Psychology and Psychiatry
Science: From Clinical Expertise To Randomized Controlled Trials
Since the mid-twentieth century, American psychiatry has been characterized by increasing efforts to appear both medical and scientific, in terms of the reliability of its diagnostic criteria, the biological specificity of its treatments, and the methods by which these treatments are legitimated. Such efforts suggest the image of a laggard field attempting to play catch-up with its more scientific medical colleagues, but such a characterization ignores major transformations in the science of medicine as a whole over this time period. These transformations, most notable among them the development of the randomized controlled trial (RCT), coincided both with psychiatry's brief psychoanalytic deviation from a biological approach to mental illness and with the advent of psychotropic drugs. Together these developments created the conditions and need for many of the changes that have characterized subsequent psychiatric history.
Prior to the mid-twentieth century, physicians rarely resorted to experimental methods as a means to prove whether or not a treatment worked. Instead the determinant of legitimate therapeutic knowledge was expert clinical opinion, exercised through historical case controls, open trials, and clinical judgment. These means of evaluating treatments have since been replaced by the RCT.
The basic elements of the RCT—blinding, controls, randomization, and placebos—each have their separate histories. Research psychologists have actively employed experimental methods since the mid-nineteenth century, using randomization and controls much earlier than did the clinical sciences, psychiatry included. From the point of view of medical science, however, the formal birth of the RCT was in 1946, when these features were brought together in the streptomycin trials of the British Medical Research Council.
The design of the RCT is intended to ensure that perceived treatment outcomes are in fact due to the treatment under investigation, rather than to external factors or bias. Thus a basic RCT consists of two groups, an experimental group (given the treatment under investigation) and a control group (given another treatment or a placebo). Patients are randomly assigned to these groups to prevent their individual characteristics from biasing the results, and all participants—researchers, clinicians, and patients—are blinded as to which group a given patient is in, so that they do not bias the results of the experiment.
The RCT and psychiatry.
Like all scientific methods, the RCT presupposes certain facts about the nature of the world, and thus circumscribes the questions that can be asked and the answers that can be extracted from nature. The RCT views treatment outcomes as data that are independent from the subjective opinions of both doctors and patients. Thus the RCT has arguably supported the turn toward a biological view of psychiatric illness and cure, including the development of discrete diagnostic categories and diagnostically specific treatments.

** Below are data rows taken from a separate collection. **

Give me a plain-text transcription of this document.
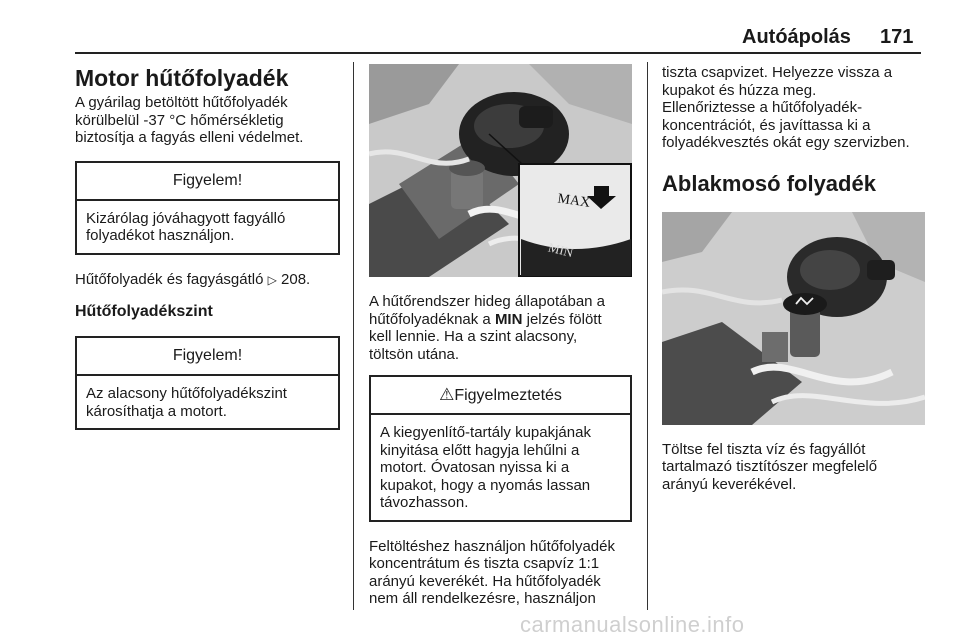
Autóápolás 171
Motor hűtőfolyadék

A gyárilag betöltött hűtőfolyadék
körülbelül -37 °C hőmérsékletig
biztosítja a fagyás elleni védelmet.

Figyelem!
Kizárólag jóváhagyott fagyálló
folyadékot használjon.

Hűtőfolyadék és fagyásgátló ▷ 208.

Hűtőfolyadékszint
Figyelem!
Az alacsony hűtőfolyadékszint
károsíthatja a motort.
MAX
MIN

A hűtőrendszer hideg állapotában a
hűtőfolyadéknak a MIN jelzés fölött
kell lennie. Ha a szint alacsony,
töltsön utána.

⚠Figyelmeztetés
A kiegyenlítő-tartály kupakjának
kinyitása előtt hagyja lehűlni a
motort. Óvatosan nyissa ki a
kupakot, hogy a nyomás lassan
távozhasson.

Feltöltéshez használjon hűtőfolyadék
koncentrátum és tiszta csapvíz 1:1
arányú keverékét. Ha hűtőfolyadék
nem áll rendelkezésre, használjon

tiszta csapvizet. Helyezze vissza a
kupakot és húzza meg.
Ellenőriztesse a hűtőfolyadék-
koncentrációt, és javíttassa ki a
folyadékvesztés okát egy szervizben.

Ablakmosó folyadék

Töltse fel tiszta víz és fagyállót
tartalmazó tisztítószer megfelelő
arányú keverékével.

carmanualsonline.info
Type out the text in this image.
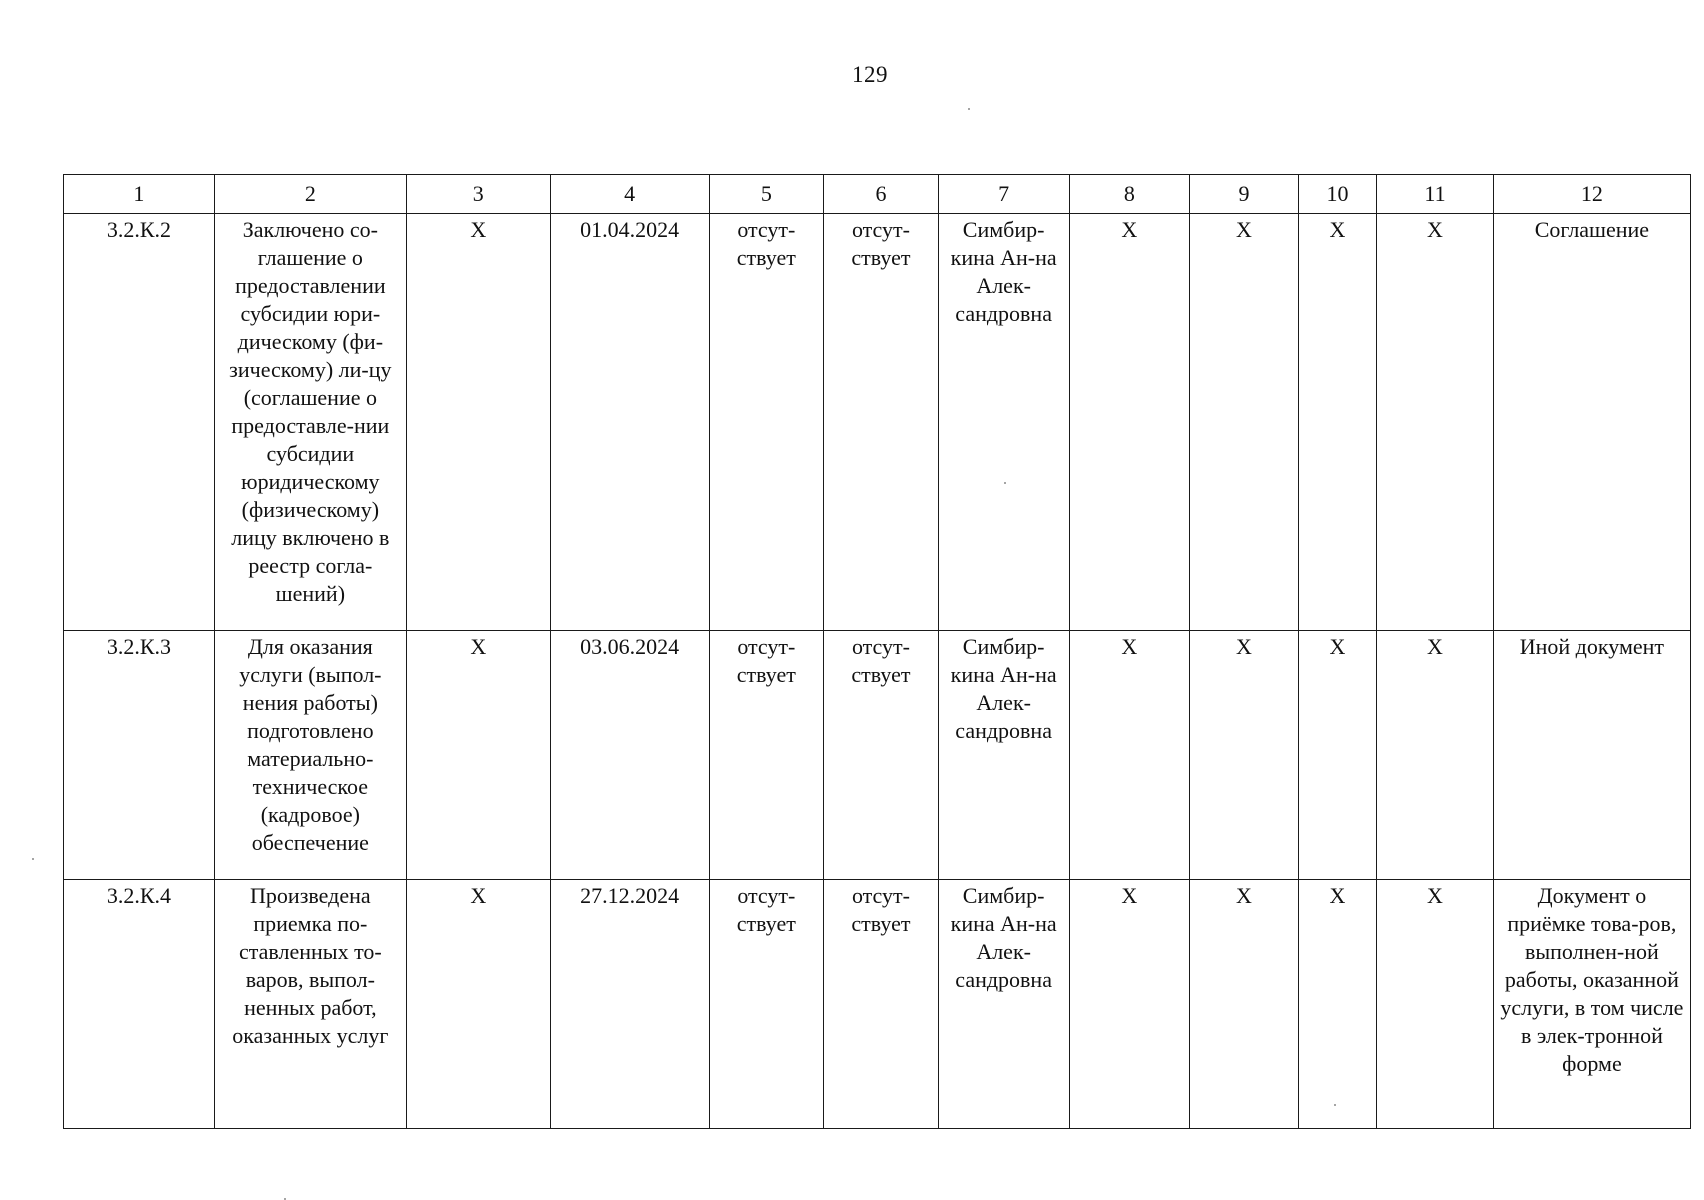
129
1	2	3	4	5	6	7	8	9	10	11	12
3.2.К.2	Заключено со-глашение о предоставлении субсидии юри-дическому (фи-зическому) ли-цу (соглашение о предоставле-нии субсидии юридическому (физическому) лицу включено в реестр согла-шений)	Х	01.04.2024	отсут-ствует	отсут-ствует	Симбир-кина Ан-на Алек-сандровна	Х	Х	Х	Х	Соглашение
3.2.К.3	Для оказания услуги (выпол-нения работы) подготовлено материально-техническое (кадровое) обеспечение	Х	03.06.2024	отсут-ствует	отсут-ствует	Симбир-кина Ан-на Алек-сандровна	Х	Х	Х	Х	Иной документ
3.2.К.4	Произведена приемка по-ставленных то-варов, выпол-ненных работ, оказанных услуг	Х	27.12.2024	отсут-ствует	отсут-ствует	Симбир-кина Ан-на Алек-сандровна	Х	Х	Х	Х	Документ о приёмке това-ров, выполнен-ной работы, оказанной услуги, в том числе в элек-тронной форме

The influence of the RCT on psychiatry has been practical as well as philosophical. As much as any other medical professionals, psychiatrists wanted better methods of determining whether the methods they employed actually worked. Chlorpromazine was one of the first psychiatric interventions to undergo RCT evaluation, with successful outcomes. However subsequent evaluations of psychiatry's older somatic treatments ended in dismal failure, no doubt reinforcing psychiatrists' enthusiasm for the new pharmaceutical cures. Many other forms of psychotherapy have fared poorly as well when subjected to RCTs, though many psychiatrists have been more skeptical of these outcomes, given the ill fit between the reductionistic design of the RCT and the more context-and relationship-dependent nature of psychotherapeutic cures. In spite of these reservations, by the late 1960s and early 1970s, most psychiatrists and clinical scientists had accepted the RCT as the best means of judging whether a treatment works.
Critiques of the RCT.
Since the mid-1990s, the RCT has come under increasing scrutiny. A growing number of researchers have argued that the method favors biological treatments over psychological ones, and that it cannot assess the role that psychosocial factors (for instance, contexts and doctor-patient relationships) and individual factors (for example, the meanings a patient gives to a particular remedy) play in shaping how well the intervention works. Others contend that the clinical experiment is so unlike the unpredictable world of actual clinical practice that it may not provide a reliable gauge of whether a treatment will work in actual practice. Some critics have also challenged whether the RCT actually succeeds in eliminating bias. A number of literature surveys have found that the greatest predictor of an RCT's outcome is who funded it. Beginning in the late 1990s, a series of editorials and articles in major medical journals such as the Journal of the American Medical Association and the New England Journal of Medicine have wrestled with the problem of how financial interests shape, direct, and, at times, subvert the science of clinical evaluation, lamenting that the RCT, no matter how well it is executed, is vulnerable to the very biases it was designed to expunge.